それに、私は純粋に、魔奇さんが見ている世界、生きている世界をもっと知りたいのです。大事な友達だから、マジマジのメンバーだから、それ以外にもきっと理由はあるけれど、今はまだ。
「教えてください」
躊躇いなく椅子に座った私は、真正面からすまさんを見つめました。知らない世界が向こうから鍵を開けたのなら、私は開ける選択肢しか持っていません。
「いい目だね。よし、何から訊きたい? 答えられることならなんでも教えるよ」
「えっと……、私は知らないことが多すぎて、何から訊けばいいのかもよくわからないんです」
魔奇さんや小悪ちゃんの言う『何がわからないのかわからない』状態です。学校の勉強なら教科書や参考書がありますが、魔法にもあるのでしょうか。

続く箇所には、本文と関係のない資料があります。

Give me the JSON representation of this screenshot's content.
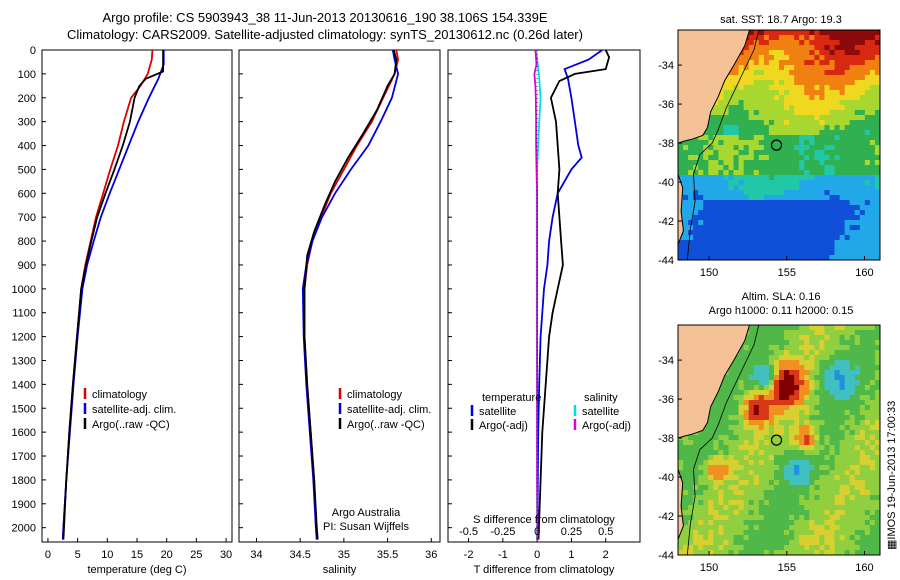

「そうだねぇ……。じゃあ、まずは初歩的なことから始めようね。ずばり、魔法とは何か」
私は背筋を伸ばします。
「魔法は、魔力によって起こる自然の摂理に介入する力のこと。そして、介入した結果、自然とは異なる作用を引き起こす力だよ」
「摂理に介入……」
「難しく考えなくてもいい。たとえば、さっき本を動かした魔法を思い出してごらん。重力を考えれば、本はあんな動きはしないよね」
「はい」
「でも、魔法で介入することで、重力を無視した動きをもたらす。誰かや何かに力を加えられずとも、本が勝手に動くように見える動きを」
すまさんは杖を振ります。
「物を動かす魔法は簡単なんだよ。そこに働いている摂理に少し介入するだけでいいからね」
「じゃあ、難しい魔法というのは、介入が大きい魔法ってことですか?」
「ざっくり言えばそうなるね。介入レベルが大きかったり、介入する箇所が多かったりすると、その分、頭も魔力も使うことになる。志普ちゃん、難しい問題を解く時に疲れたなって思うことはない?」
「あります。甘いものが欲しくなるので、鞄にチョコレートを入れています」
よく小悪ちゃんにせがまれてあげていますよ。
「魔法も同じなんだよ。何度も問題を解くように、経験を積めばショートカットもできるけれど、その領域に到達するまでは長い。だからといって、無理やり発動すると失敗して大変なことになる。向こうの摂理に弾かれて、こちらの摂理が捻じ曲がることになるからね」
「……だから、知ることが重要?」
すまさんは深く頷きました。
「使う魔法が摂理のどこに介入するか、ちゃんと知らないと魔法は成功しない。学校でやっている勉強と同じさ。ちゃんと学び、知り、活かす。知識は力になるんだよ」
「なんとなく……ですが、わかったような気がします」
彼女は満足そうに微笑みます。「志普ちゃんは魔法を使えないから、そこまででじゅうぶん」
「じゃあ、あの、次は魔法使いについて訊いてもいいですか?」
「もちろん。……なんだか懐かしい気分だね。昔、魔法を習い始めたすぺるにも同じように教えたんだよ」
時を超え、娘の友人に教えることになるとは思ってもみなかったでしょう。しかも、魔力を持たないただの人間に。
それでも、すまさんはどこか嬉しそうでした。教えたところで魔法は使えないと知りながら、彼女は口を開くのです。
お読みいただきありがとうございました。
『そうなんだ~』くらいで読んでいただければ。雰囲気でいいです。